Il nuovo patto sulla migrazione e sull’asilo proposto dalla Commissione europea è certamente allettante, con una nuova procedura di controllo alle frontiere, un miglioramento dei sistemi informatici e un adeguamento delle norme per le domande di asilo, ma della sua efficacia non si può essere certi. Considerati i paletti fissati dal Regolamento di Dublino e la logica intergovernativa che ancora definisce l’Europa, è inimmaginabile che si verifichi un sistema completamente solidale. Altra storia è quella che riguarda le idee sulle migrazioni emerse dalla Conferenza sul Futuro dell’Europa, dirette a un processo di revisione dei regolamenti attuali che preveda un rafforzamento del ruolo dell’Unione europea, una riforma del sistema d’asilo e una elaborazione di mezzi di garanzia per quanto riguarda salute e sicurezza dei migranti.
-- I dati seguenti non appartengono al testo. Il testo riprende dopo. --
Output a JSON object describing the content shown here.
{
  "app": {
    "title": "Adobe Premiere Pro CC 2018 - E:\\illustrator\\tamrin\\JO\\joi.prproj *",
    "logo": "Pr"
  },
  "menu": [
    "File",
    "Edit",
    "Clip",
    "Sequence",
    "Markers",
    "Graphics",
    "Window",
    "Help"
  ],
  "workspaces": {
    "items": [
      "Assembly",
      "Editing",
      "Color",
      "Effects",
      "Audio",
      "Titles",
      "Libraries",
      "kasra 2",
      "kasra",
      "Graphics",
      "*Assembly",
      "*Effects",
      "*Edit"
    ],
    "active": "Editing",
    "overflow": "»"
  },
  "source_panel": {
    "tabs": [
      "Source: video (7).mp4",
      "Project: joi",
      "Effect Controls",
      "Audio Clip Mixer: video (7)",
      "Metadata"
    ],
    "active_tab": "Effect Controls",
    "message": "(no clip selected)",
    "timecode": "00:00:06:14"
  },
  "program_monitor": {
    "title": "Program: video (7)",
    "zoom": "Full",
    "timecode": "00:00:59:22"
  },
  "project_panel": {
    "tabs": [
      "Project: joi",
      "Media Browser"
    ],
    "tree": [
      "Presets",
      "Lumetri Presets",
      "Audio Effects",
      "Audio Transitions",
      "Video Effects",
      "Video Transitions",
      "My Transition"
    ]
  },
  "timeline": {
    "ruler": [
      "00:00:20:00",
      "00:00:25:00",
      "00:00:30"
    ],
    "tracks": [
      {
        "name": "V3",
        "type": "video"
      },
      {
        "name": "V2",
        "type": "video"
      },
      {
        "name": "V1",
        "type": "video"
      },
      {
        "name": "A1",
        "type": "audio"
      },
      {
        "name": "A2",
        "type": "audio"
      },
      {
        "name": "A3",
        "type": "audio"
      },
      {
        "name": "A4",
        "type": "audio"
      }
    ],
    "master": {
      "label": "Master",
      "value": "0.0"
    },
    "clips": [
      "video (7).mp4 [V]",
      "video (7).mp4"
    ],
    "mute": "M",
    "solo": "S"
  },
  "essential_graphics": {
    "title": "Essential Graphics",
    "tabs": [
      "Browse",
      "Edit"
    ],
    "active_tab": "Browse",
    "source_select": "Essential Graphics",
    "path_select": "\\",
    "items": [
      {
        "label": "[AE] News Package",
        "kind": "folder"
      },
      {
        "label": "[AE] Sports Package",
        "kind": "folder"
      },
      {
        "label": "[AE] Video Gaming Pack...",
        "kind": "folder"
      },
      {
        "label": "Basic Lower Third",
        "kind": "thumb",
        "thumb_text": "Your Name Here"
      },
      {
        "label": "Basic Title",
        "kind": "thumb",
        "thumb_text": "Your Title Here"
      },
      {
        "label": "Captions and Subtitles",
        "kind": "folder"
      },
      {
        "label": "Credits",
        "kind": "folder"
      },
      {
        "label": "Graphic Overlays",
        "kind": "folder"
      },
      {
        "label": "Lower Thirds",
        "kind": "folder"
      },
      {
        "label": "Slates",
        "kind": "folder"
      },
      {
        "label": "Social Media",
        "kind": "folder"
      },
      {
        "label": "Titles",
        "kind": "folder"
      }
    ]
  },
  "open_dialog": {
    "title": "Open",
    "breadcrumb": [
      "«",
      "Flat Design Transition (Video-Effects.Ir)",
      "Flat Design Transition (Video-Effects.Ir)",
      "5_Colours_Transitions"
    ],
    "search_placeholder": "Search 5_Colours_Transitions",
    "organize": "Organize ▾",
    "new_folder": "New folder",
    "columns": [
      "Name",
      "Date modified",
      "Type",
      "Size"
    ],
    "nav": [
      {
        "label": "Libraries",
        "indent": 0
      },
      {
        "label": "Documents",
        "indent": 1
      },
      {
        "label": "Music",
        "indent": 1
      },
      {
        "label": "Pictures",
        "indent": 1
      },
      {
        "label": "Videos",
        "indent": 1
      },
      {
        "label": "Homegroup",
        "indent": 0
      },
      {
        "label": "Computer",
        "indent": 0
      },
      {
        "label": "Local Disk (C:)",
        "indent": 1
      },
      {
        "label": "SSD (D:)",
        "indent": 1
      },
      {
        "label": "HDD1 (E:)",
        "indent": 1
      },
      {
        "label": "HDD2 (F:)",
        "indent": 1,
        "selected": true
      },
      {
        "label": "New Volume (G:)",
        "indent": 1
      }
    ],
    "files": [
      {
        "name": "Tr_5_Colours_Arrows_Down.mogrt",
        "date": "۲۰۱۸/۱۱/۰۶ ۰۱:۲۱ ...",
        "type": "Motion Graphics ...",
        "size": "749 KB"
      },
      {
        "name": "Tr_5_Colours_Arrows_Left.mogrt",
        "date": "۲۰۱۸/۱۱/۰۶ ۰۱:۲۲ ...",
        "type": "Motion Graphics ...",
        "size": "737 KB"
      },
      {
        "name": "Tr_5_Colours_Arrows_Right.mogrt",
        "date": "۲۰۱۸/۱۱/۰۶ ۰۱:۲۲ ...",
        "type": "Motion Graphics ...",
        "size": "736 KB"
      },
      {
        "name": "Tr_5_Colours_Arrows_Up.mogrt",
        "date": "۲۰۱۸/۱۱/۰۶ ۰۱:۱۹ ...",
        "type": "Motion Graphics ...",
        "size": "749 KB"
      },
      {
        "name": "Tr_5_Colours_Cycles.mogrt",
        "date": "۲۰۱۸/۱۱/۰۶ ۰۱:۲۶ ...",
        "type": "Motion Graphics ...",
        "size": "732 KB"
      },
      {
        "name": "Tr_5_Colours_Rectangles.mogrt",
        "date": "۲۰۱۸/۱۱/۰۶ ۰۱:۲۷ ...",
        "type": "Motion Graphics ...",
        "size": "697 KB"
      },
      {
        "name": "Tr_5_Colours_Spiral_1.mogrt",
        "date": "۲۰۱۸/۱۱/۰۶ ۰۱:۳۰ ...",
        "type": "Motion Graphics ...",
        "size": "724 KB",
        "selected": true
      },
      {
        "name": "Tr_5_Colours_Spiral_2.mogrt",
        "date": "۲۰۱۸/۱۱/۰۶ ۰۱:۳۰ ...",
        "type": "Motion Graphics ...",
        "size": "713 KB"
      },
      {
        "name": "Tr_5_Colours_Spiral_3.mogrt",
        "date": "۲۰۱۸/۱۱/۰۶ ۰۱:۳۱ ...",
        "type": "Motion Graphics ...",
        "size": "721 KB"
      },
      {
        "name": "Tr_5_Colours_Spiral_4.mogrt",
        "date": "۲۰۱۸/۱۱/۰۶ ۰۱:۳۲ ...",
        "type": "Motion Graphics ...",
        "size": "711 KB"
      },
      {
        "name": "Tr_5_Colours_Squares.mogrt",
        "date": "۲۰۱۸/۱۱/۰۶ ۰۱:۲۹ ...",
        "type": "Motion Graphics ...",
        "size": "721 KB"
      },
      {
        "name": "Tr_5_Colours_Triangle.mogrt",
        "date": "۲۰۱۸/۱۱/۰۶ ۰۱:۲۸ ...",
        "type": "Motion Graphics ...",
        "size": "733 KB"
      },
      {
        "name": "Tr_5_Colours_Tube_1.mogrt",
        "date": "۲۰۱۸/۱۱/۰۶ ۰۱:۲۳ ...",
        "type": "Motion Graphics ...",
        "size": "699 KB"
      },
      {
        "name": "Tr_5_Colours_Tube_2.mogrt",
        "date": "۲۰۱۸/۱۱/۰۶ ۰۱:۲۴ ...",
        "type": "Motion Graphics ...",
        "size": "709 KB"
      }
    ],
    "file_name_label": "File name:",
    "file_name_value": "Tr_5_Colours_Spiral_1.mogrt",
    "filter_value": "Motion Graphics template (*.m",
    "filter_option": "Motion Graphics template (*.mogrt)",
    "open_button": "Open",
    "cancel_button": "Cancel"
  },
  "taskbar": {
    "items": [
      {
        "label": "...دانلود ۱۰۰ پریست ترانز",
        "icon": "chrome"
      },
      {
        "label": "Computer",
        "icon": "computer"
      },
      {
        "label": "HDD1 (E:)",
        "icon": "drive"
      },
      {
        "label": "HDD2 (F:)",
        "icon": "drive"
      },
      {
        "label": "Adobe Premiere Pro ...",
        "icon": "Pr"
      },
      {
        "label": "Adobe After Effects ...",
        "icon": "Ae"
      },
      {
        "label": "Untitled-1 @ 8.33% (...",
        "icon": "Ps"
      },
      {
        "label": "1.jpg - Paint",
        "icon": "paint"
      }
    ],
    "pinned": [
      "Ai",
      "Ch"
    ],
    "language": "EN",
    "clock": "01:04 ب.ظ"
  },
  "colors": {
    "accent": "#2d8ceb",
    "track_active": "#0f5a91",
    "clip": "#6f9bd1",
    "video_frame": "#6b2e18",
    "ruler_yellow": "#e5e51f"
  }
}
Non solo, tra le proposte della Conferenza sulle migrazioni spicca la possibilità di avviare un organismo europeo per l’accesso dei migranti al mercato del lavoro dell’Unione o quella di ampliare le competenze della rete europea di cooperazione dei servizi per l’impiego (EURES). Chi raggiunge l’Europa vuole lavorare, e gran parte dei cittadini hanno compreso quanto quella manodopera sia importante. Testimonianza arriva proprio dall’Italia, straordinariamente, con il Clickday del Decreto Flussi: un bando che ha permesso a datori di lavoro stagionali e non di ricercare lavoratori autonomi stranieri che volessero lavorare in Italia o trasformare il proprio permesso di soggiorno in permesso di soggiorno lavorativo. I cittadini che si sono proposti sono stati 82.705. I datori di lavoro li hanno impiegati tutti in una manciata di secondi. Non si deve infatti dimenticare che il migrante perde questa determinata qualifica una volta che raggiunge la propria meta, lì necessita di una seria politica di integrazione, altrimenti andrà incontro a nuove evidenti disparità e quel concetto di “unità nella diversità” europeo verrà sempre meno.
La pacchia non è finita, la pacchia non c’è proprio mai stata. Fin quando un tema europeo, se non mondiale, qual è quello dei fenomeni migratori, resterà gioco dei Governi nazionali, ancorati alla loro sovranità, la storia sarà sempre tragica. Dalla propaganda alle crisi decisorie, passando per mancate riforme e inesistenti politiche lavorative e di integrazione, l’emergenza sarà continua.